Yesterday I revoked Draw Something’s access to my Facebook account and finally deleted the game from both my iPhone and my tablet, after almost a month and a half not playing it. Not because I don’t like the idea of this game–after all, I’ve played it with my friends for a peak of three weeks. Not because the game soon lost its fad among my friends–there are always strangers you can play with. The real reason is explained in the post: its evolvement from an almost perfect number one App store game to one that adds too many unnecessary ingredients which arouse my aversion.

The idea of the Draw Something game is by every means a wonderful one. You choose from one of the three given words and “draw something” to let your friend guess. It evokes your long lost childhood interest and helps you hone your skill at sketching simple ideas. Depending on your style and ability, you can drawing anything you want–ranging from a fake Beckham to writing something simply as “I don’t know, here’s the word literally.” Simple and addictive, isn’t it?
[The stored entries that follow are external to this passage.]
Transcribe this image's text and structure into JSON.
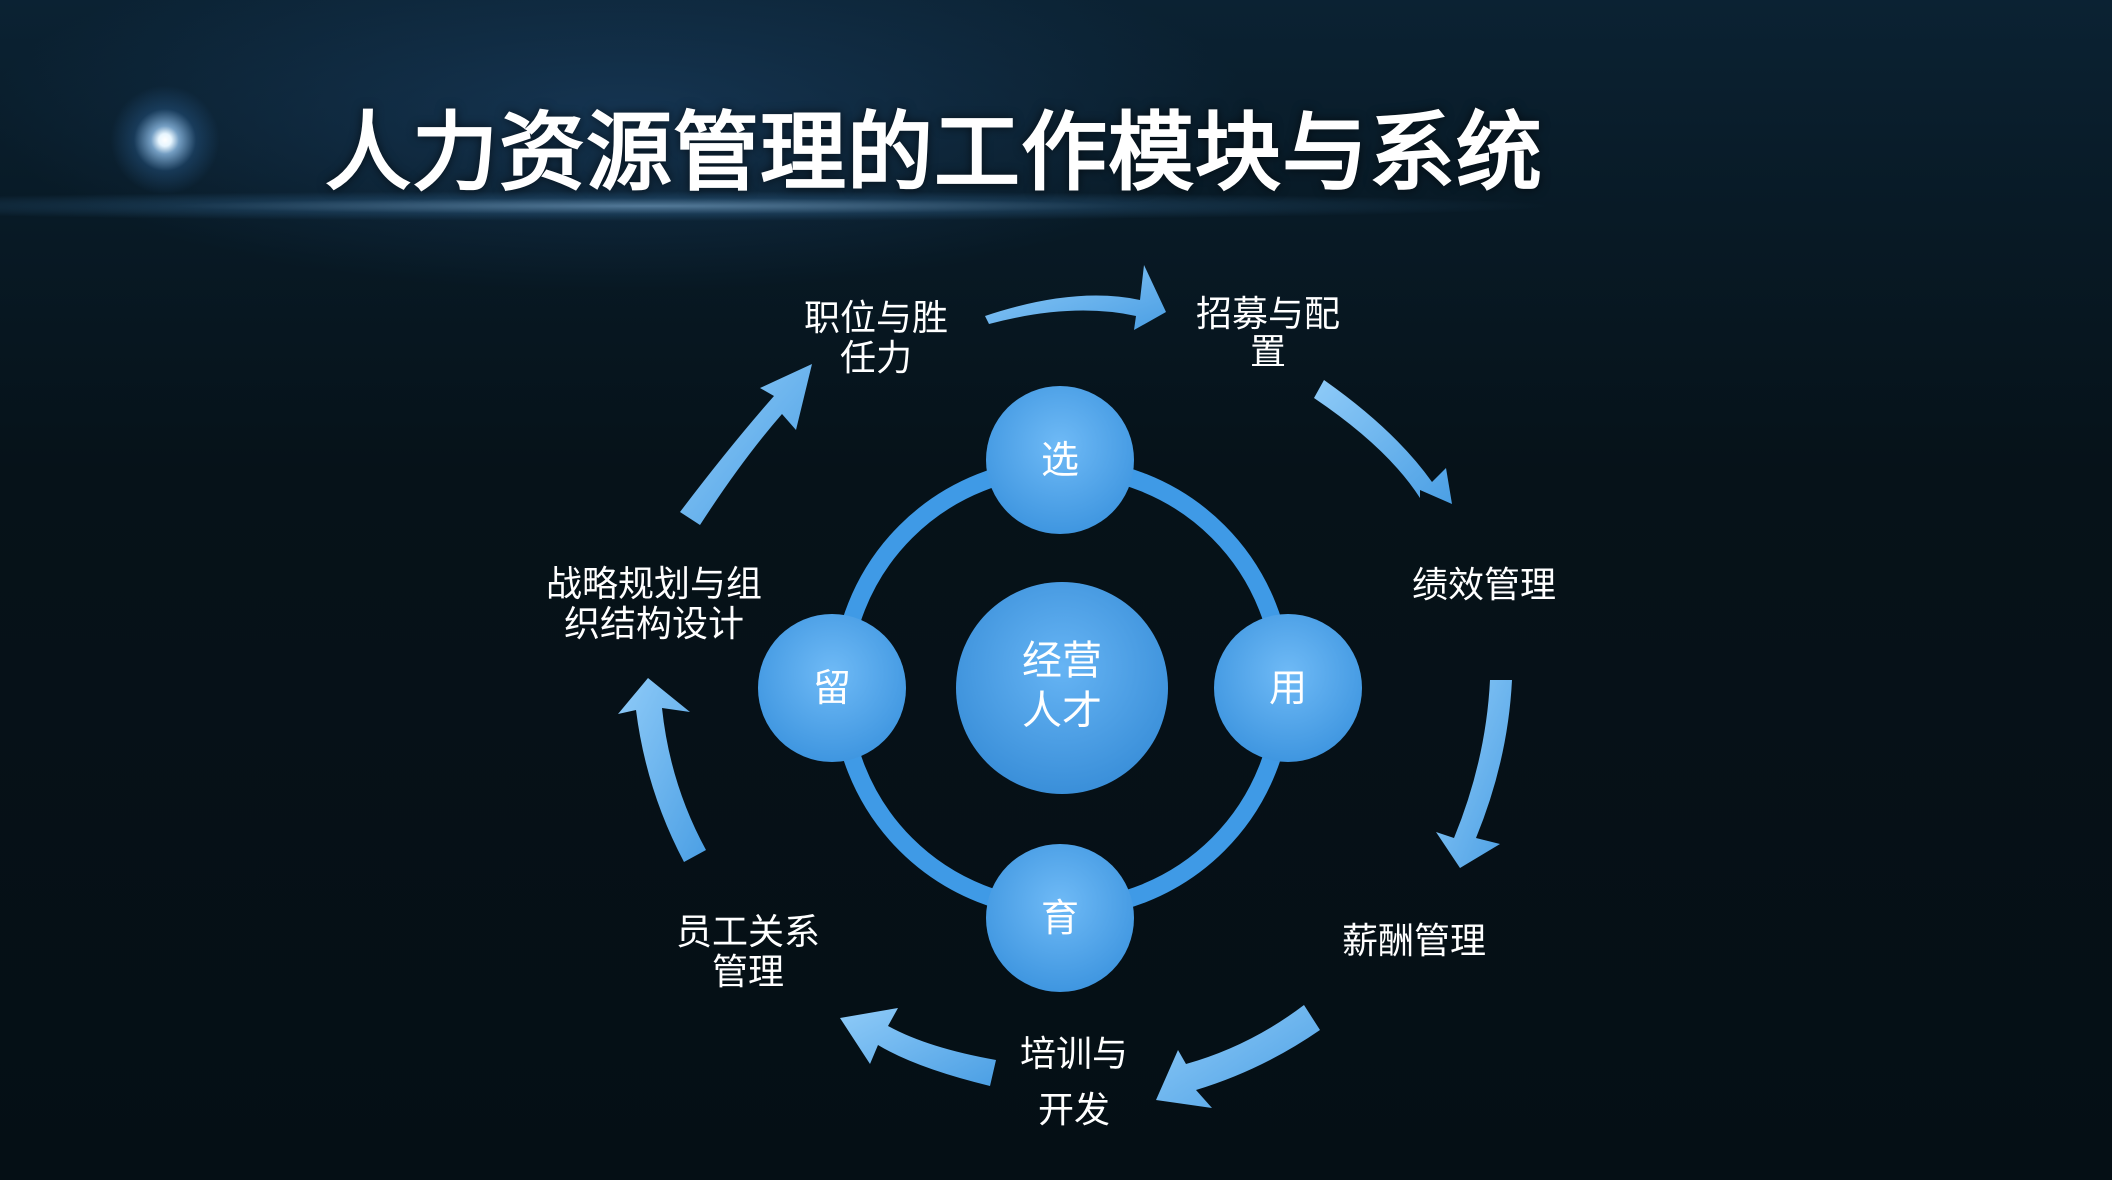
{
  "title": "人力资源管理的工作模块与系统",
  "center": {
    "line1": "经营",
    "line2": "人才"
  },
  "inner_nodes": {
    "top": "选",
    "right": "用",
    "bottom": "育",
    "left": "留"
  },
  "modules": {
    "job": [
      "职位与胜",
      "任力"
    ],
    "recruit": [
      "招募与配",
      "置"
    ],
    "performance": [
      "绩效管理"
    ],
    "salary": [
      "薪酬管理"
    ],
    "training": [
      "培训与",
      "开发"
    ],
    "relations": [
      "员工关系",
      "管理"
    ],
    "strategy": [
      "战略规划与组",
      "织结构设计"
    ]
  },
  "colors": {
    "background": "#06131c",
    "arrow": "#5fb2f2",
    "node": "#4ea6ee",
    "ring": "#3f9ae6"
  }
}
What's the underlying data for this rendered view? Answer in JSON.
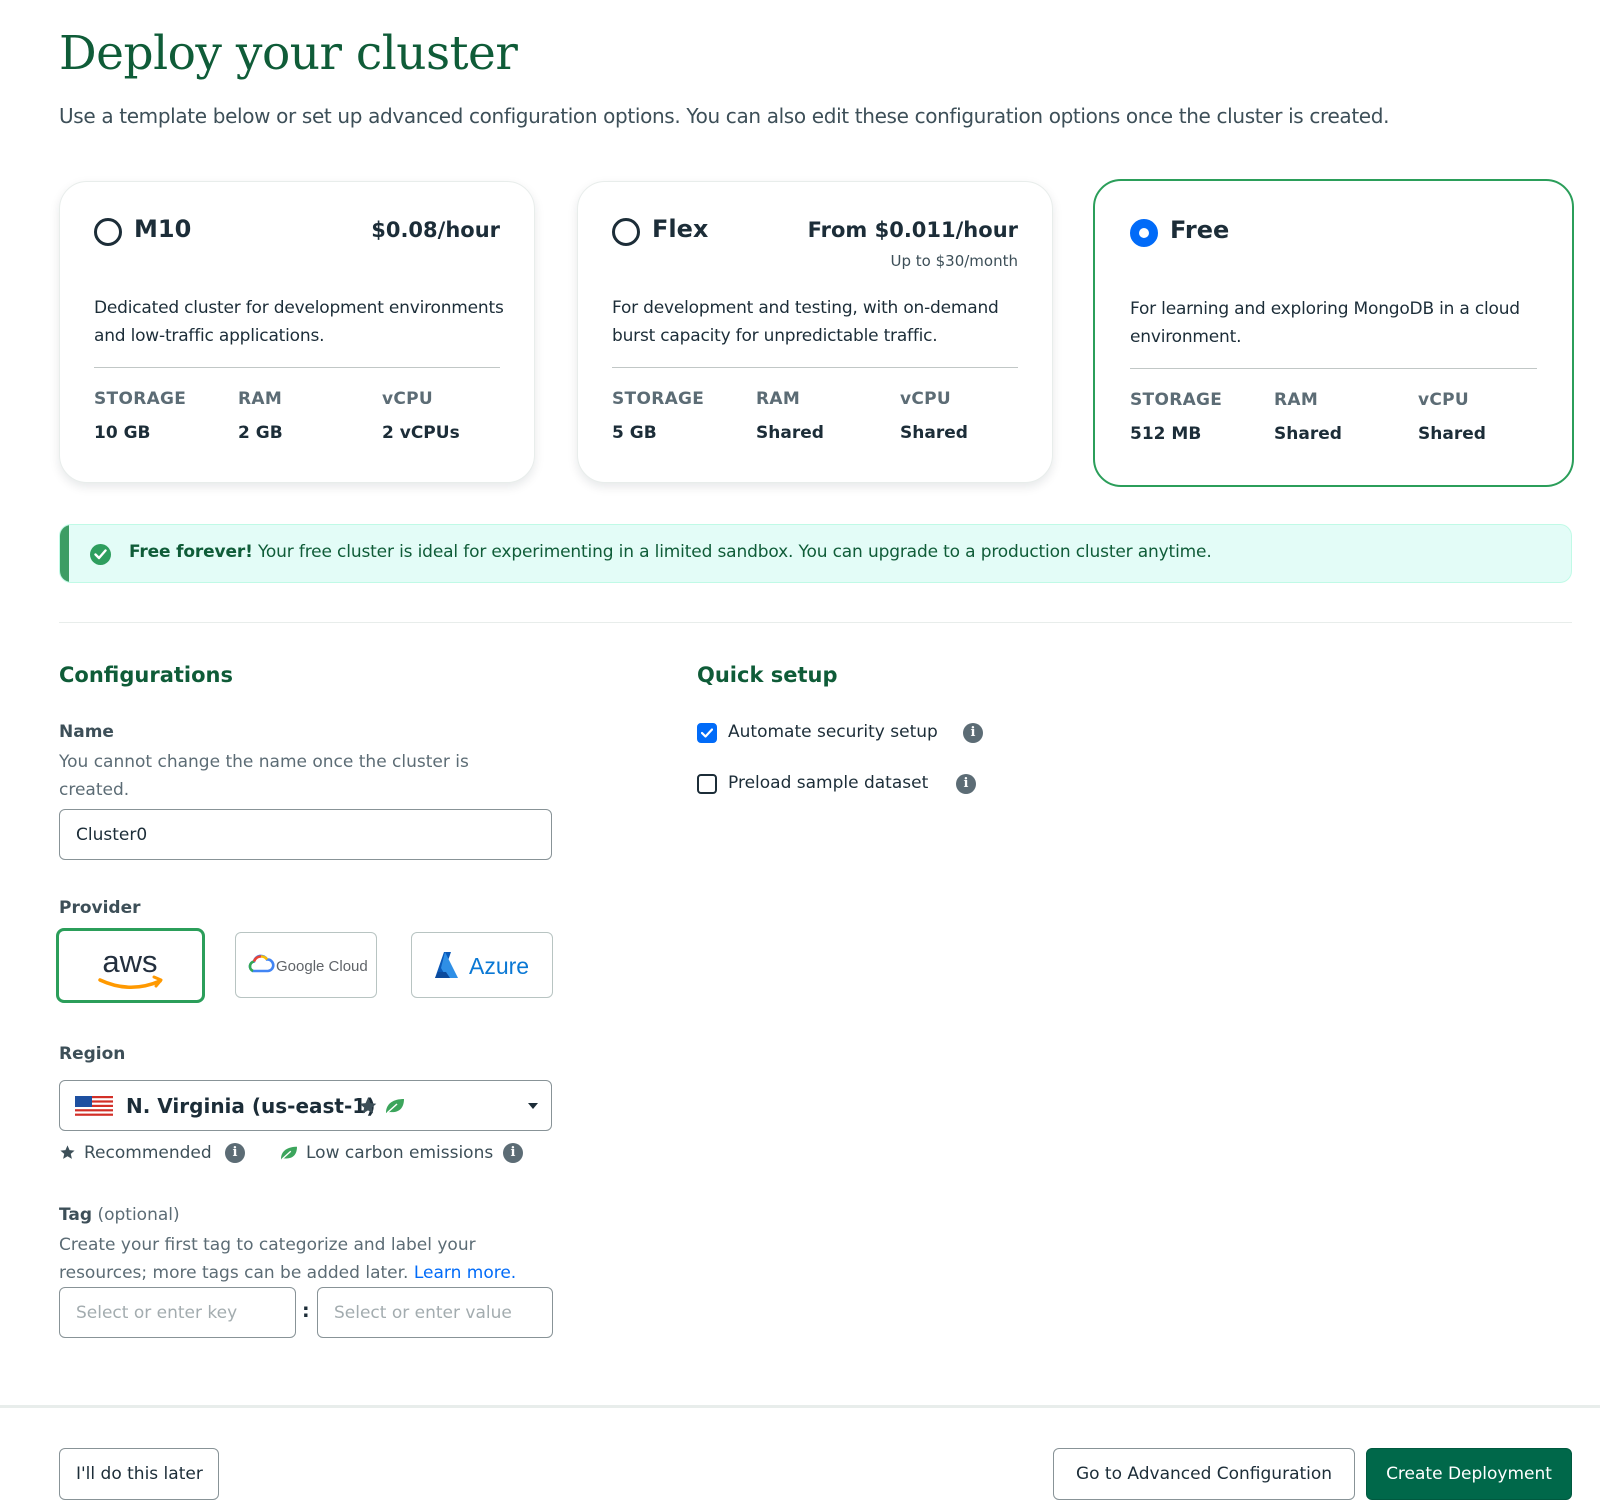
{
  "header": {
    "title": "Deploy your cluster",
    "subtitle": "Use a template below or set up advanced configuration options. You can also edit these configuration options once the cluster is created."
  },
  "tiers": [
    {
      "name": "M10",
      "price": "$0.08/hour",
      "price_sub": "",
      "description": "Dedicated cluster for development environments and low-traffic applications.",
      "selected": false,
      "specs": [
        {
          "label": "STORAGE",
          "value": "10 GB"
        },
        {
          "label": "RAM",
          "value": "2 GB"
        },
        {
          "label": "vCPU",
          "value": "2 vCPUs"
        }
      ]
    },
    {
      "name": "Flex",
      "price": "From $0.011/hour",
      "price_sub": "Up to $30/month",
      "description": "For development and testing, with on-demand burst capacity for unpredictable traffic.",
      "selected": false,
      "specs": [
        {
          "label": "STORAGE",
          "value": "5 GB"
        },
        {
          "label": "RAM",
          "value": "Shared"
        },
        {
          "label": "vCPU",
          "value": "Shared"
        }
      ]
    },
    {
      "name": "Free",
      "price": "",
      "price_sub": "",
      "description": "For learning and exploring MongoDB in a cloud environment.",
      "selected": true,
      "specs": [
        {
          "label": "STORAGE",
          "value": "512 MB"
        },
        {
          "label": "RAM",
          "value": "Shared"
        },
        {
          "label": "vCPU",
          "value": "Shared"
        }
      ]
    }
  ],
  "banner": {
    "bold": "Free forever!",
    "text": " Your free cluster is ideal for experimenting in a limited sandbox. You can upgrade to a production cluster anytime."
  },
  "configurations": {
    "title": "Configurations",
    "name_label": "Name",
    "name_help": "You cannot change the name once the cluster is created.",
    "name_value": "Cluster0",
    "provider_label": "Provider",
    "providers": [
      {
        "name": "aws",
        "selected": true
      },
      {
        "name": "Google Cloud",
        "selected": false
      },
      {
        "name": "Azure",
        "selected": false
      }
    ],
    "region_label": "Region",
    "region_value": "N. Virginia (us-east-1)",
    "legend_recommended": "Recommended",
    "legend_low_carbon": "Low carbon emissions",
    "tag_label": "Tag",
    "tag_optional": " (optional)",
    "tag_help": "Create your first tag to categorize and label your resources; more tags can be added later. ",
    "tag_learn_more": "Learn more.",
    "tag_key_placeholder": "Select or enter key",
    "tag_separator": ":",
    "tag_value_placeholder": "Select or enter value"
  },
  "quick_setup": {
    "title": "Quick setup",
    "options": [
      {
        "label": "Automate security setup",
        "checked": true
      },
      {
        "label": "Preload sample dataset",
        "checked": false
      }
    ]
  },
  "footer": {
    "later": "I'll do this later",
    "advanced": "Go to Advanced Configuration",
    "create": "Create Deployment"
  },
  "colors": {
    "brand_green": "#00684a",
    "selected_border": "#2b9e5a",
    "radio_selected": "#016bf8",
    "banner_bg": "#e3fcf7"
  }
}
Fake Draw Something Picture for Beckham

OMGPop has won, in terms of money and influence. The app rocketed to the top of the app store soon after its releasethe user base of this game jumped to 50M in only 50 days, and further more, the company successfully sold itself to Zynga at the price of 200 million dollars, in less than two months of the game release. There are also numerous sites dedicated to the game, either helping people guess the words, or hinting on how to draw. This is simply impressive.

OMGPos has failed, however, in terms of an app.

Failure I: Privacy

I noticed that after an update of this game, it tried to re-authenticate my Facebook account. Something unpleasant must have happened, I said to myself. I approved the request, but checked my Facebook settings immediately without drawing or guessing anything.

Not surprisingly, in addition to my basic Facebook account information, this time, the game would like to “post to my timeline on my behalf”. WTH. It is just a drawing game I play with my friends. Why do OMGPop think they can represent me saying what I say on my Facebook timeline?

I revoked the access to posting to my timeline from this game, and the next time I open this game, it asks me to authenticate again. I stopped playing it until some of my friends called me to guess what they’ve drawn. I had to give this game temporary access each time. But I said to myself: dare this game post anything on my timeline, it is gone for sure.

Fortunate for the game, that did not happen. I noticed that each time I finish a drawing or guessed something, there was in addition a textbox asking me to say something. I never did. I realized this is the part the “post to my timeline” feature is for. But I don’t have to. I appreciate my friends’s drawing by trying to draw better, not by broadcasting “awesome” to the world.

Failure II: Advertisement Everywhere

Before playing this game, I do not know any characters from Jersey Shore, I do not know “Someone like you”, I do not know Outcast–well, thanks to Draw Something, now I know it’s a 2010 movie which has only rating 5.2 on IMDb.

Why do I have to know these only because I would like to play with my friends? Maybe Jersey Shore is great, maybe “Someone like you” is great, maybe Outcast is not that bad, but I don’t care when I am drawing. I don’t like to google who whose people are and then draw.

I do not know why OMGPop is so keen to putting ad words in the game. Isn’t it already enough to show me ads each time I have done a drawing or a guess? (I have to admit, OMGPop has worked hard in displaying those ads, sometimes I don’t even see a skip / continue button to let the ads disappear.)

Failure III: Limited Word List

Since I play with more than 40 friends at the peak time, there are many words that I’ve drawn more than once. For some of them, I think I’ve drawn them even more than 10 times. Isn’t it a simpler thing to add more words in the list than to add ads? I feel surprised that the pro version of the game claims more words in the list as one reason to upgrade.

After playing for a while, I saw words that I’ve drawn before appear quite often. This probably is the main reason that the fad of this game gets lost. After all, we are not da Vinci who would like to practice drawing skills by portraiting an egg thousands of times; we are just for fun. (I knew the da Vinci story is fake, but you know what I mean.)

The Blame

I have to say I see a greedy face of the developers behind the nicely designed UI of this game. They have my personal information on Facebook (which I seldom give access to), they advertise everywhere they can with every means, and it’s even not enough for them after they have had a $200 million sell.

Maybe it’s not OMGPop’s fault. Maybe it’s Zynga’s idea. If this was the case, then good for Zynga. It has tasted its own bitterness by seeing a steady loss of users. Perhaps Zynga can use its even larger user base to revive this game, or it may compensate the potential loss in revenues from other games, but definitely not from me.

Bye Draw Something. Good luck Zynga.